Urgent Call for Memory-Safe Programming in Open Source Projects
The cybersecurity landscape is ever-evolving, with threats becoming more sophisticated by the day. In a concerted effort to fortify the software that underpins our digital world, the United States’ Cybersecurity and Infrastructure Security Agency (CISA) has once again emphasized the importance of adopting memory-safe programming languages. This plea comes in the wake of a revealing report indicating a significant prevalence of memory-unsafe code within widespread open-source projects.
In collaboration with the FBI, and partners from Canada and Australia, CISA unveiled findings that over half of the open-source projects examined contain code written in memory-unsafe languages. Alarmingly, 55% of the coding across these projects was pinpointed as memory-unsafe, with large-scale projects being the most affected. Moreover, even projects initially claimed to be developed in memory-safe languages were found to incorporate elements crafted with memory-unsafe code.

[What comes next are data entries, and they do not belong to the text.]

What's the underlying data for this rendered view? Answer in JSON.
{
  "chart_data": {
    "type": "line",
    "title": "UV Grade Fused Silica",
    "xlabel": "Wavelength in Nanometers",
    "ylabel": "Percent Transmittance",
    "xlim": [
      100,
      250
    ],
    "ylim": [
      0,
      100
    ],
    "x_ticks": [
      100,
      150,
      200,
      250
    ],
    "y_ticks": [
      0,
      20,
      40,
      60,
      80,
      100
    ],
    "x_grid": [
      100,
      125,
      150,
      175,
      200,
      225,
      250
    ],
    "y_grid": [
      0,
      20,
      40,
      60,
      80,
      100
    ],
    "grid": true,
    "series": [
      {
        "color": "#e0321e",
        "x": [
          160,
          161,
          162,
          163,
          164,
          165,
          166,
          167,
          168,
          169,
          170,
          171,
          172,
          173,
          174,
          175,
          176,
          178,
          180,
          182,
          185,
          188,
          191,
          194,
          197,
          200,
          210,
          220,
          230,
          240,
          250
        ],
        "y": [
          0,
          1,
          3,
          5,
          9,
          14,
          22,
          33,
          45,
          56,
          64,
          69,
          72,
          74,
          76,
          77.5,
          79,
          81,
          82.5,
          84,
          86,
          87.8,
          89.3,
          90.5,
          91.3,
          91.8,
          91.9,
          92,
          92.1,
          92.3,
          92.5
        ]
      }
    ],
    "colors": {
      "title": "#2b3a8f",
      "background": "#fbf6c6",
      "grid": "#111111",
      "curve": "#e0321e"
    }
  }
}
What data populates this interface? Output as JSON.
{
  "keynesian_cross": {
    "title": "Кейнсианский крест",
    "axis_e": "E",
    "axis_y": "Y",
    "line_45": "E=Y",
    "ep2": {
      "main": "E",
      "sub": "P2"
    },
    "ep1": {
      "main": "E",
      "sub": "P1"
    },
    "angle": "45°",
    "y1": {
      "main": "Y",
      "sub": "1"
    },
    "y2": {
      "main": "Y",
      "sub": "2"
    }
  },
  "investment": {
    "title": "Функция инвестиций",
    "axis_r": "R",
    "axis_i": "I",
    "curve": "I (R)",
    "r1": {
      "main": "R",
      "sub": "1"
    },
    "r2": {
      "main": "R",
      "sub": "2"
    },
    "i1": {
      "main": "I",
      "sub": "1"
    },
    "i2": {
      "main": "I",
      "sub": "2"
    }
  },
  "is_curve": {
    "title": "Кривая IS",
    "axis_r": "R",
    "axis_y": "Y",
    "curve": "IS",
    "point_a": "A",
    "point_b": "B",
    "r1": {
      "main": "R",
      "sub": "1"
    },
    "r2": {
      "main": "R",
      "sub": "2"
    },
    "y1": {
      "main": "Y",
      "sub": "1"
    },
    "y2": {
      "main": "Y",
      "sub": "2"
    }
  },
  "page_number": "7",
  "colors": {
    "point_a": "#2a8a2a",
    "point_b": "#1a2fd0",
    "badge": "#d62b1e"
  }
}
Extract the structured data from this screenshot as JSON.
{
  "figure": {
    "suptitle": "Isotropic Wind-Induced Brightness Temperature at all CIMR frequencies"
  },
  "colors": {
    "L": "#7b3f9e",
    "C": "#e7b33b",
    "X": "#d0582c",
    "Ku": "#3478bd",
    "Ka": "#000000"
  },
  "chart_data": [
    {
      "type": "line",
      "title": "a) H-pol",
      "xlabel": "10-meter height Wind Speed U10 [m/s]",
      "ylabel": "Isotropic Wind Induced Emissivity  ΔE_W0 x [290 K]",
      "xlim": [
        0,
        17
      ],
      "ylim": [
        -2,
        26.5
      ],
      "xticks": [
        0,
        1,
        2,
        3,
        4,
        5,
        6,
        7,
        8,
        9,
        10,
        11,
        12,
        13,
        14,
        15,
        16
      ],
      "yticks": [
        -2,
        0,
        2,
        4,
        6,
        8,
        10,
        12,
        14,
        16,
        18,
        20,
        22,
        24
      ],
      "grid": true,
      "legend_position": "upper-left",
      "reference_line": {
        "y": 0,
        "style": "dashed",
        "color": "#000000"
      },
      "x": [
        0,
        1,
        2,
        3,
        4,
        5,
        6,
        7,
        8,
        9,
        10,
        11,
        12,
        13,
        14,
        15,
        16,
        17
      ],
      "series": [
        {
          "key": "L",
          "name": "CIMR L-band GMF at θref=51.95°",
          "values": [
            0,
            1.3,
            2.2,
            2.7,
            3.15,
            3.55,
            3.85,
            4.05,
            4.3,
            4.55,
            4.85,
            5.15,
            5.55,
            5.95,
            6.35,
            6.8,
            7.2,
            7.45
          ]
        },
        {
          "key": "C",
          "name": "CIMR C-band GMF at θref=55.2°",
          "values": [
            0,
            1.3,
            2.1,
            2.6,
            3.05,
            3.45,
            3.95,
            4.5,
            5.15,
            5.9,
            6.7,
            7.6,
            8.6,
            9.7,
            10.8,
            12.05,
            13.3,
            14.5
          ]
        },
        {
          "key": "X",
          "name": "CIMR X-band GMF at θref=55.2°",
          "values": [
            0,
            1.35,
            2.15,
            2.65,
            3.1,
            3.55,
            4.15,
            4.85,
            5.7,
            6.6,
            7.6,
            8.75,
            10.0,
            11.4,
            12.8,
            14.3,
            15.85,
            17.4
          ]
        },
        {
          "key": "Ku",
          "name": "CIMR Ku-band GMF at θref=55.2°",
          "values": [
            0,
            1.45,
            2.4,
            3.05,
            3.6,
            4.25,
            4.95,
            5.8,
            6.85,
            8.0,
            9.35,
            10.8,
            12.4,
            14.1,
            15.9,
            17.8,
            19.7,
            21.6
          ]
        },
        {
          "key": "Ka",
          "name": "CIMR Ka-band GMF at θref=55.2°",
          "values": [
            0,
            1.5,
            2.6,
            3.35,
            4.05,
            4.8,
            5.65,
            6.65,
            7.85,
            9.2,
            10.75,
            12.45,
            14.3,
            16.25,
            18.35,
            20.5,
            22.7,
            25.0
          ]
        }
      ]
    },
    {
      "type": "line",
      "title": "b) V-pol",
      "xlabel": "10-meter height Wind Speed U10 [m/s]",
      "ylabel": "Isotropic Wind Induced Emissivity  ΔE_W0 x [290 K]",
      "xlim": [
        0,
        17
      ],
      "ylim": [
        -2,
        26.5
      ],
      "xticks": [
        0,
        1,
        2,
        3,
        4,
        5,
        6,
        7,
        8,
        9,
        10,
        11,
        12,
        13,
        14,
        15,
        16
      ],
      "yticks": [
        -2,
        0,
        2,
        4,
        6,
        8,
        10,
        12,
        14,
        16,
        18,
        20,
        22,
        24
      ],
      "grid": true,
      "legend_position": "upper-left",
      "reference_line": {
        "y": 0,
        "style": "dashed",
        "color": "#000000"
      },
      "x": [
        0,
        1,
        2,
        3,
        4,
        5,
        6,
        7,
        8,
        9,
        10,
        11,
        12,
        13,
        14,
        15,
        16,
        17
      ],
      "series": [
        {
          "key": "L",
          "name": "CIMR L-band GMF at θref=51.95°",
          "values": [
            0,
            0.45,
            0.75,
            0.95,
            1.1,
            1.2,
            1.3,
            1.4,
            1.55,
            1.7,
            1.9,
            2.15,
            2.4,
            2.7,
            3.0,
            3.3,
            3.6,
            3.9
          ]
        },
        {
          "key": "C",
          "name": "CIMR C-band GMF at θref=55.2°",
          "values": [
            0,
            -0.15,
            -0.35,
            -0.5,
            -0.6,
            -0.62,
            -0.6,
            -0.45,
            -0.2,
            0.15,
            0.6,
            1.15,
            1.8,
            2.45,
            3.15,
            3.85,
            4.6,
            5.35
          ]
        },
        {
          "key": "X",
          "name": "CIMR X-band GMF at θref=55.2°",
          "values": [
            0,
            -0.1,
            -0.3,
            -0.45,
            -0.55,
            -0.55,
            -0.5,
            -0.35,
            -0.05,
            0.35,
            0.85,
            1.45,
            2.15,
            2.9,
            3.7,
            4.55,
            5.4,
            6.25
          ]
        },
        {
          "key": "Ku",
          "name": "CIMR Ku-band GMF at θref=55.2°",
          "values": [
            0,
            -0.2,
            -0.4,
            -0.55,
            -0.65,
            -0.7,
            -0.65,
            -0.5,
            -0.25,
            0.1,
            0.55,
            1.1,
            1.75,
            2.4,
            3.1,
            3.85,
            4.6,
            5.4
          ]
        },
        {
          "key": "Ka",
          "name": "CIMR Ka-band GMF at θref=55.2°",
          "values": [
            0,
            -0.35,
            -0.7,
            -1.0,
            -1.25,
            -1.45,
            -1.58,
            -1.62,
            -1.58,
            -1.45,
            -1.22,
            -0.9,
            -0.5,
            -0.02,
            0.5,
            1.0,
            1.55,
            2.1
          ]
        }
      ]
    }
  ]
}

The “Exploring Memory Safety in Critical Open Source Projects” report underscores the need for software developers to devise concrete roadmaps toward incorporating memory-safety. Such plans should extend to addressing memory safety in external dependencies, which are often open-source software (OSS). With the notable push for migration from languages like C and C++ to memory-safe alternatives including Rust, C#, Go, Java, Python, and Swift, CISA aims to drastically reduce vulnerabilities that stem from improper memory management — such as buffer overflows and use-after-free errors.
Memory-safe languages offer a safety net by automatically detecting and preventing memory access errors, shifting the burden of memory management from developers to the compiler or interpreter. This critical layer of abstraction significantly narrows the window for introducing memory safety vulnerabilities into software.
The scrutiny brought to bear by the 172 open-source projects, analyzed from the Open Source Security Foundation (OpenSSF) Securing Critical Projects Working Group’s list, demonstrates that even software developed in memory-safe languages is not immune to memory safety flaws. The report details how the direct or indirect use of memory-unsafe languages, or disabling memory safety for low-level functionality, can introduce vulnerabilities in otherwise secure code. Acknowledging these limitations, CISA, and its partners advocate for the rigorous application of memory-safe programming practices, security-focused coding practices, and robust security testing.
Neatsun Ziv, CEO of OX Security, echoes these sentiments, acknowledging the challenges inherent in transitioning legacy systems, predominately built in C and C++, to modern, memory-safe frameworks. Such a transition, while beneficial for long-term security, poses significant logistical and financial challenges to organizations. Ziv suggests a pragmatic approach, prioritizing the migration of critical components and employing advanced code analysis tools and compilers to rectify unsafe coding practices efficiently.
This call to action for adopting memory-safe programming is a testament to the ongoing efforts by federal agencies, including CISA, to embed security into the fabric of software development from the ground up. By championing the transition to memory-safe languages, these agencies aim to significantly reduce the cyber attack surface, effectively eliminating entire classes of software vulnerabilities.
As this initiative gains momentum, it is clear that the shift towards memory-safe programming is not merely a technical upgrade but a fundamental rethinking of software development practices to prioritize security. The collective action of developers, government, and industry stakeholders will be pivotal in this transformative journey towards a more secure digital ecosystem.